Он отнял меч – и смутно граф Роланд
Почувствовал, что меч его схватили…
Запись прервалась – Алиска услышала то слово, которое единственное лишь и могло прорваться сквозь "Песнь".
– Это кто тут вспомнил про Шемета?! – возмутилась она.
– Ты хоть знаешь, что теперь с Шеметом?
– А ты?
– Я-то знаю. Старый черт сперва поставил на уши всю кафедру и весь институт, назвал телевидения, переполошил все столичные редакции, а когда ему все разложили по полочкам и продемонстрировали все его ошибки – Алиска, это были фантастически нелепые ошибки, я сам читал акты экспертиз, и дай Боже, чтобы именно ошибки, а не подтасовки! – он не придумал ничего лучше как спиться с кругу!
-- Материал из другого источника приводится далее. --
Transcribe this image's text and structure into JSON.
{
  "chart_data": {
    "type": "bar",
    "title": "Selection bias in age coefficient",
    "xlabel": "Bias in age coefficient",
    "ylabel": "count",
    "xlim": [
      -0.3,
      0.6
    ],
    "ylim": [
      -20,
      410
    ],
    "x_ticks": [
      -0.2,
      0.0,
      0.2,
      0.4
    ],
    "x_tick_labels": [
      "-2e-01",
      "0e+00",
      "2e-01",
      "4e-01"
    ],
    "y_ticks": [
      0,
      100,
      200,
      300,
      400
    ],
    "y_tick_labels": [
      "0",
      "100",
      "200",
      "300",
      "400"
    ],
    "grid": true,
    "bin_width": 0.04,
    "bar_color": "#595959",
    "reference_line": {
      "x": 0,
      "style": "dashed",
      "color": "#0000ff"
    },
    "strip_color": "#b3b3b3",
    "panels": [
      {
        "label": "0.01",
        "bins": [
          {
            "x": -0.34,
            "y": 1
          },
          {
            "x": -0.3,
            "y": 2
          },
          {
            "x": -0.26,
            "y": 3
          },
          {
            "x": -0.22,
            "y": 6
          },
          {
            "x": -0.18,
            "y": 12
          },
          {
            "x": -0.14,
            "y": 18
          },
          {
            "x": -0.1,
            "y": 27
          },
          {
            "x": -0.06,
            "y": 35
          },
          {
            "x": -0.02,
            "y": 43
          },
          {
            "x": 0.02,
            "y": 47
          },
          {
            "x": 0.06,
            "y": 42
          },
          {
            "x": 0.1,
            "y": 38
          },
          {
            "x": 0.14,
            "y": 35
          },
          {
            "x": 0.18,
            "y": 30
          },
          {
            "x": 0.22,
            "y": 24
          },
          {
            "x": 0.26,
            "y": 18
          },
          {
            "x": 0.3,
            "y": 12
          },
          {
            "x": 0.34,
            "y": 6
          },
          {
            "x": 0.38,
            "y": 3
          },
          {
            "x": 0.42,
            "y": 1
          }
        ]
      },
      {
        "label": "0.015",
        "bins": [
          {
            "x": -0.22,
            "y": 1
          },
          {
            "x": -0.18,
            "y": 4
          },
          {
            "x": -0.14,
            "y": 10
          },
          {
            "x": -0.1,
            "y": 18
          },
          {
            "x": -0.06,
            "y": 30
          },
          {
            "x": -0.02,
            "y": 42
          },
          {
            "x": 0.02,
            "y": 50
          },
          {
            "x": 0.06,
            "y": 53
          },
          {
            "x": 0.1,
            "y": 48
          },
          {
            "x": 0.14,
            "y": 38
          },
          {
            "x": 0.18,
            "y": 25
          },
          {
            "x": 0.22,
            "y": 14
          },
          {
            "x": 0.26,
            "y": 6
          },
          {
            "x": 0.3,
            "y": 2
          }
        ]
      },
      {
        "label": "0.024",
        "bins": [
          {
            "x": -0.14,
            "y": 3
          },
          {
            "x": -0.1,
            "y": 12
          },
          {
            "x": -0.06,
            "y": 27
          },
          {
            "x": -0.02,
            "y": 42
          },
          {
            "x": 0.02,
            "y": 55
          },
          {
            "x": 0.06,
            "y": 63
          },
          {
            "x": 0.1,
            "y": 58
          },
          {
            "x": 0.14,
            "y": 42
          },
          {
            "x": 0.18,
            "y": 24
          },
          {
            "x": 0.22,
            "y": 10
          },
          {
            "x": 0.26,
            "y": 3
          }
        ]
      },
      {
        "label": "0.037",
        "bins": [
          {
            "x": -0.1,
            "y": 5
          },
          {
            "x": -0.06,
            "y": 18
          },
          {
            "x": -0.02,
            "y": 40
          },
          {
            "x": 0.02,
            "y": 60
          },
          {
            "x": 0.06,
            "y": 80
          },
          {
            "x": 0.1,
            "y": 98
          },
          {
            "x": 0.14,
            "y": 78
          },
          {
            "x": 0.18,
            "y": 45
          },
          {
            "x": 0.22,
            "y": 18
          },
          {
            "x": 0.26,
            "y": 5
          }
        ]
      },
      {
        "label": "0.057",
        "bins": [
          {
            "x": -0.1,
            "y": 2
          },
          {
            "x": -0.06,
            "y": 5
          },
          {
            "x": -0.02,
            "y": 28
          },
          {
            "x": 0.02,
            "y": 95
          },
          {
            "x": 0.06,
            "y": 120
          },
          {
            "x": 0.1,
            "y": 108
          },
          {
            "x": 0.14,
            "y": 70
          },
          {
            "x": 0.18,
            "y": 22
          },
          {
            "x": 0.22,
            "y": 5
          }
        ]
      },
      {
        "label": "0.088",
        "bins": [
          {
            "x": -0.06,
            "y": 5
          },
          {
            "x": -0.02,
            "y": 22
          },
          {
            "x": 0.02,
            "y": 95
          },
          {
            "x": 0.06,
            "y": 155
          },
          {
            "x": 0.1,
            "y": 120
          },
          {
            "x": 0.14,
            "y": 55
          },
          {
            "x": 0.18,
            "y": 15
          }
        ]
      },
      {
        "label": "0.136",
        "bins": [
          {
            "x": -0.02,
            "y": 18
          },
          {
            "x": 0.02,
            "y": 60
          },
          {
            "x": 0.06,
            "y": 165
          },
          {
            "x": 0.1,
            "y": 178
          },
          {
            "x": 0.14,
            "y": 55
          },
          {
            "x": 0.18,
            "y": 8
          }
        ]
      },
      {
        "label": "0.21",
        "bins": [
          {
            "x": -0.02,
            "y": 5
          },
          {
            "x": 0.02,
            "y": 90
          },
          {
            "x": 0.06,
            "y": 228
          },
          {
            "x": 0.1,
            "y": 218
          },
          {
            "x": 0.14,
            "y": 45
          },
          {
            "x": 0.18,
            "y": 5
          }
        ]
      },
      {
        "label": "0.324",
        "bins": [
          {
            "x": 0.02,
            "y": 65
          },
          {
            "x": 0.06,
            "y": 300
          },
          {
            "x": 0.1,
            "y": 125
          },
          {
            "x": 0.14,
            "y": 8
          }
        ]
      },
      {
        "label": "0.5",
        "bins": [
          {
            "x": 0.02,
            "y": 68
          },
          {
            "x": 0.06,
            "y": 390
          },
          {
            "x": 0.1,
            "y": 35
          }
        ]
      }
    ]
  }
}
Твой Шемет шарится по мусоркам и собирает пустые бутылки на опохмелку! Пойми ты наконец, что он – просто авантюрист от науки, и он потерпел заслуженное фиаско.
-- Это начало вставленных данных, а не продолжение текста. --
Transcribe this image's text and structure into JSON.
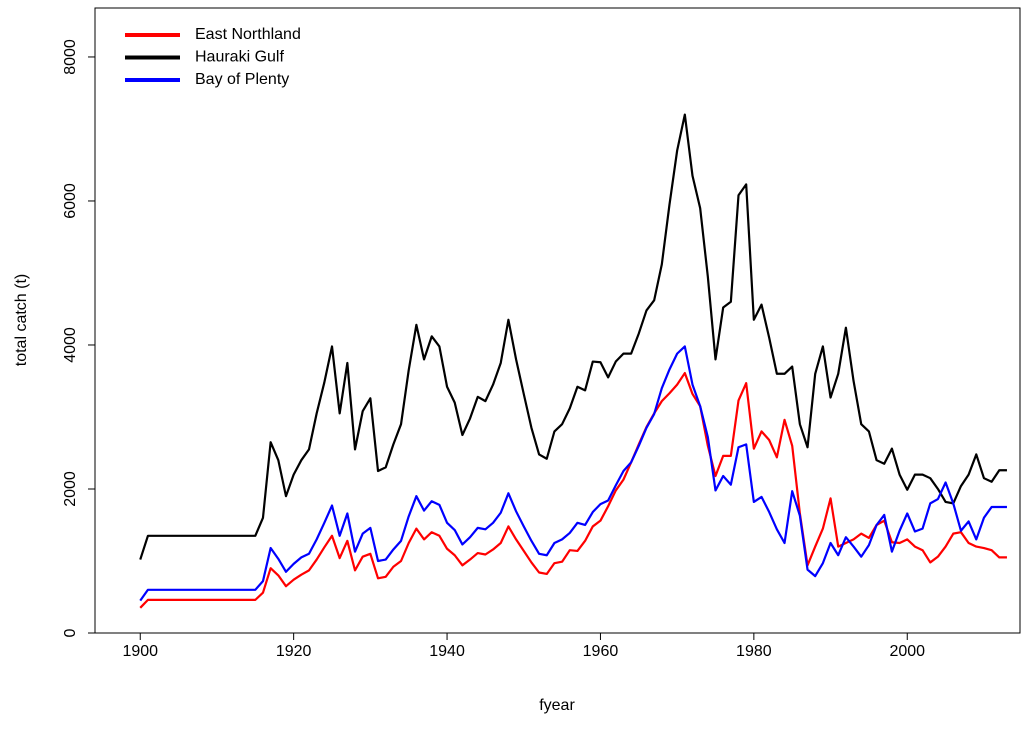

– Экие ты слова знаешь – фиаско!
– Еще недоставало, чтобы мы поссорились из-за Шемета! Алиска! Ну хочешь – я тебе все документы покажу? Этот его концентрированный ментальный импульс – чушь собачья! И рассеянный-то ментальный импульс абсолютно недоказуем! Тут десять лет нужно опыты ставить, чтобы хоть какого-то материала набрать! А он думал, что четыре кандидатских диссертации ему мир перевернут! Авантюрист, понимаешь, старый авантюрист!
Но эти слова уже были подхвачены сквозняком, а вместо них прилетели другие:
– Почуял граф, что он меча лишился,
Открыл глаза: "Ты, кажется, не франк!" -
Воскликнул он и, сжав свой рог заветный,
Ударил им по шлему золотому…
– Алиска!
Она смотрела вверх. Ей больше не о чем было говорить с этим человеком. Губы, которые она когда-то целовала, пропитались ложью. И руки, которым она когда-то доверяла себя, сделались чугунными кандалами.
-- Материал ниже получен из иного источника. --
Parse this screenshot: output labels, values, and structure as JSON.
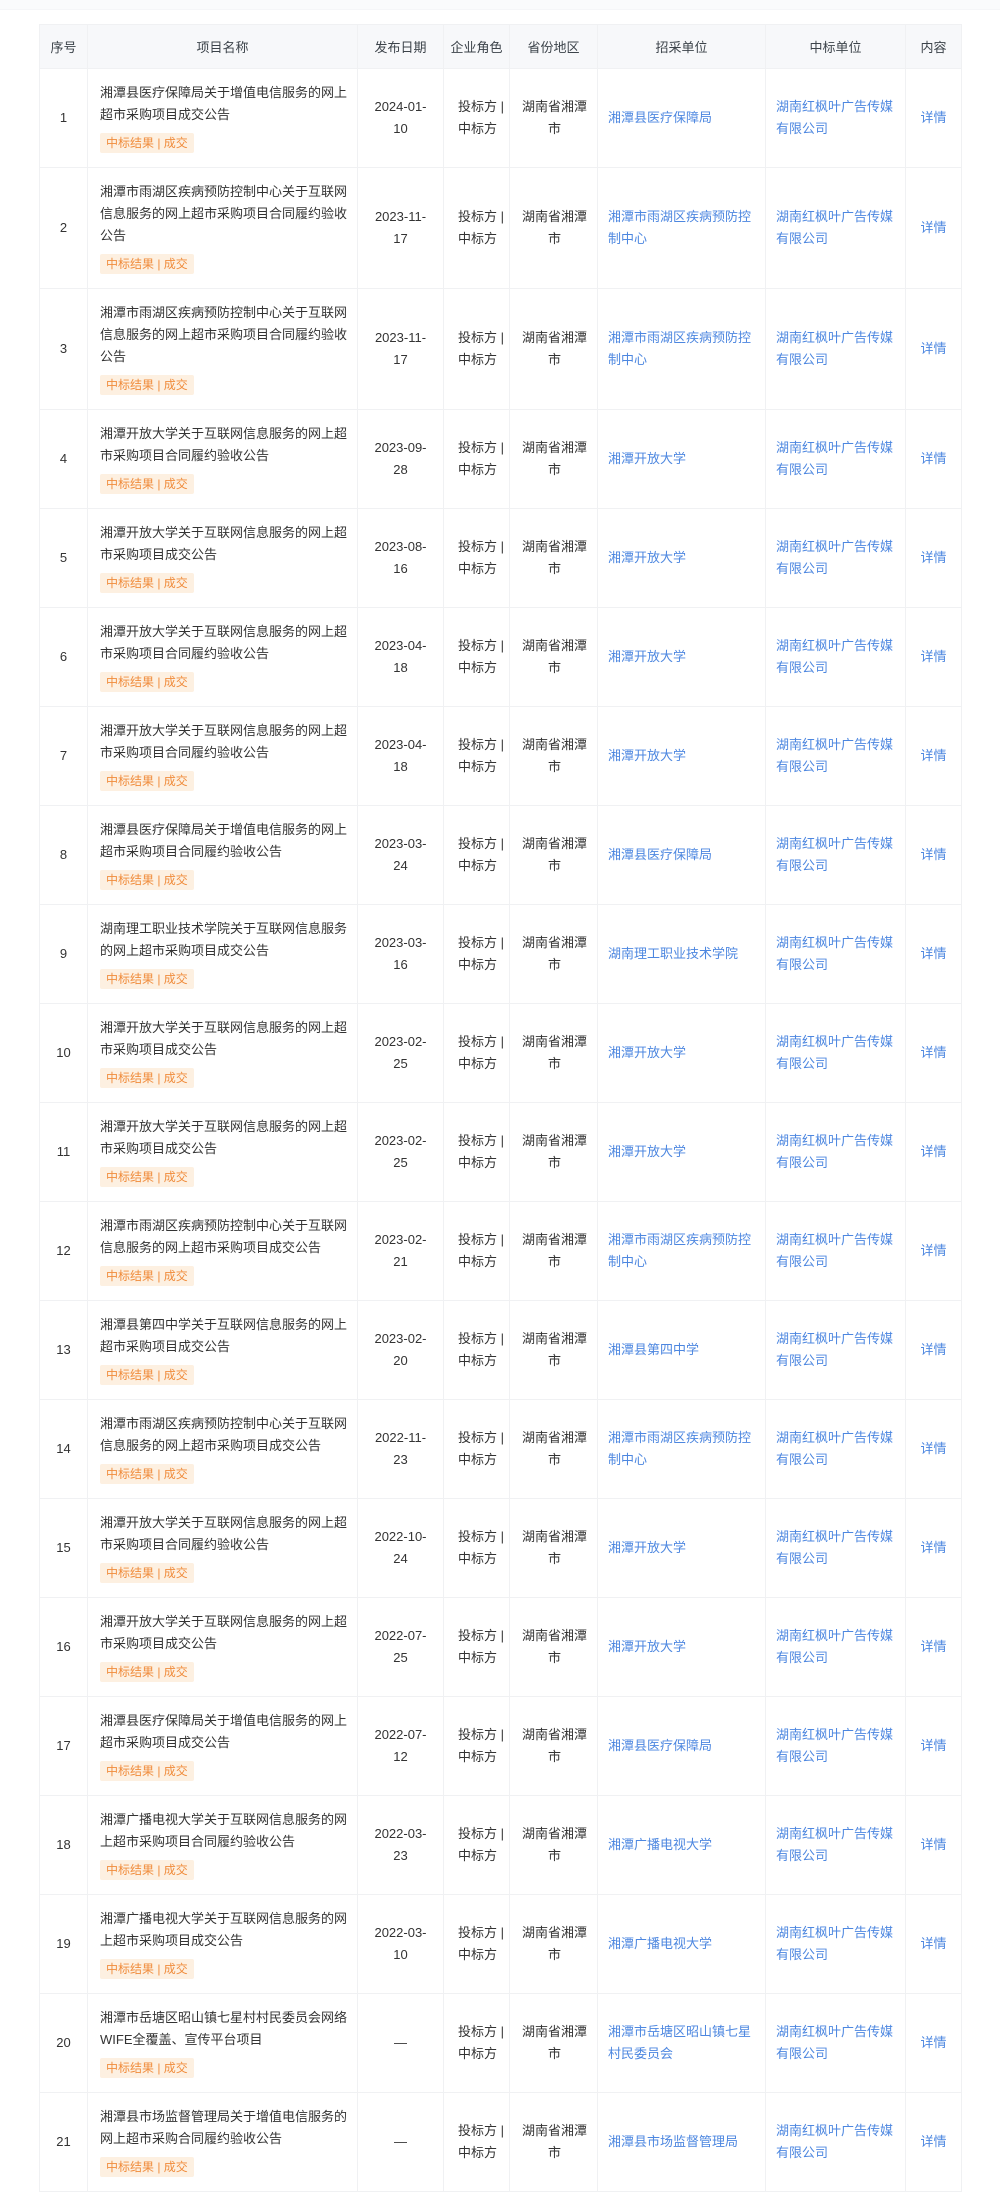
{
  "colors": {
    "link_blue": "#4d87e0",
    "tag_text": "#f08c3c",
    "tag_bg": "#fdf0e1",
    "header_bg": "#f7f8fa",
    "border": "#f0f1f3"
  },
  "table": {
    "headers": [
      "序号",
      "项目名称",
      "发布日期",
      "企业角色",
      "省份地区",
      "招采单位",
      "中标单位",
      "内容"
    ],
    "rows": [
      {
        "no": "1",
        "name": "湘潭县医疗保障局关于增值电信服务的网上超市采购项目成交公告",
        "tag": "中标结果 | 成交",
        "date": "2024-01-10",
        "role": "投标方 |\n中标方",
        "region": "湖南省湘潭市",
        "purchaser": "湘潭县医疗保障局",
        "winner": "湖南红枫叶广告传媒有限公司",
        "detail": "详情"
      },
      {
        "no": "2",
        "name": "湘潭市雨湖区疾病预防控制中心关于互联网信息服务的网上超市采购项目合同履约验收公告",
        "tag": "中标结果 | 成交",
        "date": "2023-11-17",
        "role": "投标方 |\n中标方",
        "region": "湖南省湘潭市",
        "purchaser": "湘潭市雨湖区疾病预防控制中心",
        "winner": "湖南红枫叶广告传媒有限公司",
        "detail": "详情"
      },
      {
        "no": "3",
        "name": "湘潭市雨湖区疾病预防控制中心关于互联网信息服务的网上超市采购项目合同履约验收公告",
        "tag": "中标结果 | 成交",
        "date": "2023-11-17",
        "role": "投标方 |\n中标方",
        "region": "湖南省湘潭市",
        "purchaser": "湘潭市雨湖区疾病预防控制中心",
        "winner": "湖南红枫叶广告传媒有限公司",
        "detail": "详情"
      },
      {
        "no": "4",
        "name": "湘潭开放大学关于互联网信息服务的网上超市采购项目合同履约验收公告",
        "tag": "中标结果 | 成交",
        "date": "2023-09-28",
        "role": "投标方 |\n中标方",
        "region": "湖南省湘潭市",
        "purchaser": "湘潭开放大学",
        "winner": "湖南红枫叶广告传媒有限公司",
        "detail": "详情"
      },
      {
        "no": "5",
        "name": "湘潭开放大学关于互联网信息服务的网上超市采购项目成交公告",
        "tag": "中标结果 | 成交",
        "date": "2023-08-16",
        "role": "投标方 |\n中标方",
        "region": "湖南省湘潭市",
        "purchaser": "湘潭开放大学",
        "winner": "湖南红枫叶广告传媒有限公司",
        "detail": "详情"
      },
      {
        "no": "6",
        "name": "湘潭开放大学关于互联网信息服务的网上超市采购项目合同履约验收公告",
        "tag": "中标结果 | 成交",
        "date": "2023-04-18",
        "role": "投标方 |\n中标方",
        "region": "湖南省湘潭市",
        "purchaser": "湘潭开放大学",
        "winner": "湖南红枫叶广告传媒有限公司",
        "detail": "详情"
      },
      {
        "no": "7",
        "name": "湘潭开放大学关于互联网信息服务的网上超市采购项目合同履约验收公告",
        "tag": "中标结果 | 成交",
        "date": "2023-04-18",
        "role": "投标方 |\n中标方",
        "region": "湖南省湘潭市",
        "purchaser": "湘潭开放大学",
        "winner": "湖南红枫叶广告传媒有限公司",
        "detail": "详情"
      },
      {
        "no": "8",
        "name": "湘潭县医疗保障局关于增值电信服务的网上超市采购项目合同履约验收公告",
        "tag": "中标结果 | 成交",
        "date": "2023-03-24",
        "role": "投标方 |\n中标方",
        "region": "湖南省湘潭市",
        "purchaser": "湘潭县医疗保障局",
        "winner": "湖南红枫叶广告传媒有限公司",
        "detail": "详情"
      },
      {
        "no": "9",
        "name": "湖南理工职业技术学院关于互联网信息服务的网上超市采购项目成交公告",
        "tag": "中标结果 | 成交",
        "date": "2023-03-16",
        "role": "投标方 |\n中标方",
        "region": "湖南省湘潭市",
        "purchaser": "湖南理工职业技术学院",
        "winner": "湖南红枫叶广告传媒有限公司",
        "detail": "详情"
      },
      {
        "no": "10",
        "name": "湘潭开放大学关于互联网信息服务的网上超市采购项目成交公告",
        "tag": "中标结果 | 成交",
        "date": "2023-02-25",
        "role": "投标方 |\n中标方",
        "region": "湖南省湘潭市",
        "purchaser": "湘潭开放大学",
        "winner": "湖南红枫叶广告传媒有限公司",
        "detail": "详情"
      },
      {
        "no": "11",
        "name": "湘潭开放大学关于互联网信息服务的网上超市采购项目成交公告",
        "tag": "中标结果 | 成交",
        "date": "2023-02-25",
        "role": "投标方 |\n中标方",
        "region": "湖南省湘潭市",
        "purchaser": "湘潭开放大学",
        "winner": "湖南红枫叶广告传媒有限公司",
        "detail": "详情"
      },
      {
        "no": "12",
        "name": "湘潭市雨湖区疾病预防控制中心关于互联网信息服务的网上超市采购项目成交公告",
        "tag": "中标结果 | 成交",
        "date": "2023-02-21",
        "role": "投标方 |\n中标方",
        "region": "湖南省湘潭市",
        "purchaser": "湘潭市雨湖区疾病预防控制中心",
        "winner": "湖南红枫叶广告传媒有限公司",
        "detail": "详情"
      },
      {
        "no": "13",
        "name": "湘潭县第四中学关于互联网信息服务的网上超市采购项目成交公告",
        "tag": "中标结果 | 成交",
        "date": "2023-02-20",
        "role": "投标方 |\n中标方",
        "region": "湖南省湘潭市",
        "purchaser": "湘潭县第四中学",
        "winner": "湖南红枫叶广告传媒有限公司",
        "detail": "详情"
      },
      {
        "no": "14",
        "name": "湘潭市雨湖区疾病预防控制中心关于互联网信息服务的网上超市采购项目成交公告",
        "tag": "中标结果 | 成交",
        "date": "2022-11-23",
        "role": "投标方 |\n中标方",
        "region": "湖南省湘潭市",
        "purchaser": "湘潭市雨湖区疾病预防控制中心",
        "winner": "湖南红枫叶广告传媒有限公司",
        "detail": "详情"
      },
      {
        "no": "15",
        "name": "湘潭开放大学关于互联网信息服务的网上超市采购项目合同履约验收公告",
        "tag": "中标结果 | 成交",
        "date": "2022-10-24",
        "role": "投标方 |\n中标方",
        "region": "湖南省湘潭市",
        "purchaser": "湘潭开放大学",
        "winner": "湖南红枫叶广告传媒有限公司",
        "detail": "详情"
      },
      {
        "no": "16",
        "name": "湘潭开放大学关于互联网信息服务的网上超市采购项目成交公告",
        "tag": "中标结果 | 成交",
        "date": "2022-07-25",
        "role": "投标方 |\n中标方",
        "region": "湖南省湘潭市",
        "purchaser": "湘潭开放大学",
        "winner": "湖南红枫叶广告传媒有限公司",
        "detail": "详情"
      },
      {
        "no": "17",
        "name": "湘潭县医疗保障局关于增值电信服务的网上超市采购项目成交公告",
        "tag": "中标结果 | 成交",
        "date": "2022-07-12",
        "role": "投标方 |\n中标方",
        "region": "湖南省湘潭市",
        "purchaser": "湘潭县医疗保障局",
        "winner": "湖南红枫叶广告传媒有限公司",
        "detail": "详情"
      },
      {
        "no": "18",
        "name": "湘潭广播电视大学关于互联网信息服务的网上超市采购项目合同履约验收公告",
        "tag": "中标结果 | 成交",
        "date": "2022-03-23",
        "role": "投标方 |\n中标方",
        "region": "湖南省湘潭市",
        "purchaser": "湘潭广播电视大学",
        "winner": "湖南红枫叶广告传媒有限公司",
        "detail": "详情"
      },
      {
        "no": "19",
        "name": "湘潭广播电视大学关于互联网信息服务的网上超市采购项目成交公告",
        "tag": "中标结果 | 成交",
        "date": "2022-03-10",
        "role": "投标方 |\n中标方",
        "region": "湖南省湘潭市",
        "purchaser": "湘潭广播电视大学",
        "winner": "湖南红枫叶广告传媒有限公司",
        "detail": "详情"
      },
      {
        "no": "20",
        "name": "湘潭市岳塘区昭山镇七星村村民委员会网络WIFE全覆盖、宣传平台项目",
        "tag": "中标结果 | 成交",
        "date": "—",
        "role": "投标方 |\n中标方",
        "region": "湖南省湘潭市",
        "purchaser": "湘潭市岳塘区昭山镇七星村民委员会",
        "winner": "湖南红枫叶广告传媒有限公司",
        "detail": "详情"
      },
      {
        "no": "21",
        "name": "湘潭县市场监督管理局关于增值电信服务的网上超市采购合同履约验收公告",
        "tag": "中标结果 | 成交",
        "date": "—",
        "role": "投标方 |\n中标方",
        "region": "湖南省湘潭市",
        "purchaser": "湘潭县市场监督管理局",
        "winner": "湖南红枫叶广告传媒有限公司",
        "detail": "详情"
      }
    ]
  }
}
Он бы мог привести вдесятеро больше доводов и аргументов, он мог бы камня на камне не оставить от теорий Шемета. Однако то, что он совершил, уже принадлежало истории, и ни изменить своего поступка, ни окрасить его в розовые тона Ярослав не мог.
– Ученик еще может предать учителя, это учителю нельзя предавать ученика, – сказал как-то старый авантюрист Шемет, и сказал, казалось бы, совсем недавно, окруженный жизнерадостной и влюбленной в его теорию молодежью. Алиска тоже были там, ее привел Ярослав и представил как свою невесту. Она запомнила эти слова. И потом, когда уже без Ярослава пришла на консультацию к Шемету и показала ему беспредельно наивную статью – как только дури хватило? – когда он терпеливо вылущивал из статьи одно-единственное рациональное зернышко, она вдруг ощутила беззащитность этого старого безумца от науки перед меняющимся миром. И решительно ничем не могла помочь, когда гром все-таки грянул…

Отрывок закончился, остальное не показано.